On 19 October 2020, a day before the vote, the EU Parliament debated the three reports addressing each of the topics. How big and in particular how wide-ranging the effects of platform economy and Artificial Intelligence (AI) are, is not at least demonstrated by the fact that no fewer than ten different Parliamentary Committees have dealt with the reports. Hence, the debate was accordingly heterogeneous. Regarding the Digital Services Act, the reports among other call for the stricter regulation of targeted advertising, decisive action against dubious business practices and counterfeit or hazardous products as well as maintaining the freedom of expression on the internet. Building users’ trust as well as questions regarding control, transparency and liability are key issues of the reports on the use of AI.
Vestager announces Digital Single Market Act
Margrethe Vestager, Vice President and Commissioner for Digital, thanked all, who were involved in the reports and explained that apart from the Digital Services Act, the Commission was also working on a Digital Market Act. The latter shall address so-called gatekeepers – hence online corporations that have a great deal of power and control over the internet – and determine relevant dos and don’ts. The principle had to be applied that users on the internet were protected against illegal practices to the same degree as in real life and that technologies such as AI always had to serve the people. With regard to the new and often precarious employment models of the platform economy, the EU Commission has announced an initiative on improving the working conditions of platform workers in its recently presented Work Programme for 2021.
Digitalisation and labour law
On 15 and 16 October 2020, the European Trade Union Institute (ETUI) hosted a two-day conference, to debate the rethinking of labour law in the digitalisation era. Within the scope of four panel discussions dozens of scientist, trade unionists and representatives of EU institutions debated the impact of digitalisation on the labour law as well as strategies as to how politics and labour representation could best meet the associated challenges. One of the participants was Iban Garcia Del Blanco (S&D), the competent MEP for a report of the Committee on Legal Affairs regarding a framework for ethical aspects of AI. As emphasised by Isabelle Schömann of the European Trade Union Confederation (ETUC) after two days of intensive discussions, regulating working conditions must not be left to the platforms themselves – what is needed is action by regulators, legislators and trade unions.

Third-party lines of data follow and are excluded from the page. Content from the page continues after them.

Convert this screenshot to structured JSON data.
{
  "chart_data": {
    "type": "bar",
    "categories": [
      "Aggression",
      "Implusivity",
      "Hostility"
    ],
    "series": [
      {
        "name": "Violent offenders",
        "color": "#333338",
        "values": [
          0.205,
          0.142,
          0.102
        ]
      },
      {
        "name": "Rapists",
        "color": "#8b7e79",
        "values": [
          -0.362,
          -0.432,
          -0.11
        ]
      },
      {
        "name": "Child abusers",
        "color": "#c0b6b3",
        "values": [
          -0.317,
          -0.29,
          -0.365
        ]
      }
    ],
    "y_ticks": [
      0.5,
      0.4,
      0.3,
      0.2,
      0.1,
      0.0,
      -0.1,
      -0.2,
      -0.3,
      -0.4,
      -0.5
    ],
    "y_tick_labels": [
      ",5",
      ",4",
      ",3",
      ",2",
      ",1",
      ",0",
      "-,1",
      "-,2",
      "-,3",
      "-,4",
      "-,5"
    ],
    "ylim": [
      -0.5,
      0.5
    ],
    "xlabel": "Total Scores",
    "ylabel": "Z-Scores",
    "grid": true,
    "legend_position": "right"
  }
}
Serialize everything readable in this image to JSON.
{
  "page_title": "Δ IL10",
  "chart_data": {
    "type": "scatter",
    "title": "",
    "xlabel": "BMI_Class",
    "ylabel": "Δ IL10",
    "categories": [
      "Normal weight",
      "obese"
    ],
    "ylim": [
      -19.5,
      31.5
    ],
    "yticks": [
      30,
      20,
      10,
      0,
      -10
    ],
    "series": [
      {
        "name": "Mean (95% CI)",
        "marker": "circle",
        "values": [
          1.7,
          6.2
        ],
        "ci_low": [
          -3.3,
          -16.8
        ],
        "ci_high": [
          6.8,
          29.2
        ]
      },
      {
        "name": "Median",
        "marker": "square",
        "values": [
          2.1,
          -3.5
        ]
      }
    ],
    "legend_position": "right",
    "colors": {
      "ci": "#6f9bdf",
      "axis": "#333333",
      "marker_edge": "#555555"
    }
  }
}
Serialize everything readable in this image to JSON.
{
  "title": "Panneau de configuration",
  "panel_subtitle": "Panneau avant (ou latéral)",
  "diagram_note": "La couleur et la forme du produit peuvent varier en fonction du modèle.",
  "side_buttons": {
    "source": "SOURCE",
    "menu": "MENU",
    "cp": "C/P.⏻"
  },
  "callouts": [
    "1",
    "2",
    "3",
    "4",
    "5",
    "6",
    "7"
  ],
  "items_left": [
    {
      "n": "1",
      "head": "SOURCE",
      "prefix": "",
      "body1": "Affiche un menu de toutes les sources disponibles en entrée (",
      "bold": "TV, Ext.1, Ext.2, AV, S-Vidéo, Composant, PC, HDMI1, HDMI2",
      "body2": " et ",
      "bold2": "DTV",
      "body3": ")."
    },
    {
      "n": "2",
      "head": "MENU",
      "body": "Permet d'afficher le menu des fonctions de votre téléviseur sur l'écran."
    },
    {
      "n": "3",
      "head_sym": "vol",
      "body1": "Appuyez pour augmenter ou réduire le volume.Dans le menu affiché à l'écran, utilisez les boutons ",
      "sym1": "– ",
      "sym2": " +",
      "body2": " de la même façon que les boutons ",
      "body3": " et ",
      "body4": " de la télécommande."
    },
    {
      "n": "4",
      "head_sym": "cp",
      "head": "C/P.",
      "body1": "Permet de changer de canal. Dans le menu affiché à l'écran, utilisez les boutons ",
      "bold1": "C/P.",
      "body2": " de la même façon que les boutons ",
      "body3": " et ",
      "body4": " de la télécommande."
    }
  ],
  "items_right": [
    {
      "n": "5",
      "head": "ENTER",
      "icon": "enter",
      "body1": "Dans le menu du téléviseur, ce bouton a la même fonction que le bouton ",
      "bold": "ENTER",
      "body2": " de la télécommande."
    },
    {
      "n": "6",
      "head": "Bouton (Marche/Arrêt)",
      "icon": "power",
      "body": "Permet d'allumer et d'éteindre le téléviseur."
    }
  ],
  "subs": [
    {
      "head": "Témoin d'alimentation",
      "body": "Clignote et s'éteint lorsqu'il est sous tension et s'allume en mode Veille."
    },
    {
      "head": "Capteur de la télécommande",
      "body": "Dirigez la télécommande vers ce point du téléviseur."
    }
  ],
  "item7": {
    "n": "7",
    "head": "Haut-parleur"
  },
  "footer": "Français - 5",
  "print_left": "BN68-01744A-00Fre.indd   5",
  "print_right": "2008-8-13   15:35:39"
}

Digital transition must be secure and just
The Chamber of Labour is also intensively participating in the debate on the challenges of a digital transition and on the question as to how this can be made as just and secure as possible. With a view to a Digital Services Act, it is, in the opinion of the Chamber of Labour, of particular importance to end precarious employment on digital platforms, to ensure fair competition and to improve the protection of consumers. Regarding the use of AI, the comprehensive protection of workers – for example by providing them with a right of co-determination and involving the social partners – is as vital as the protection of consumers and the environment.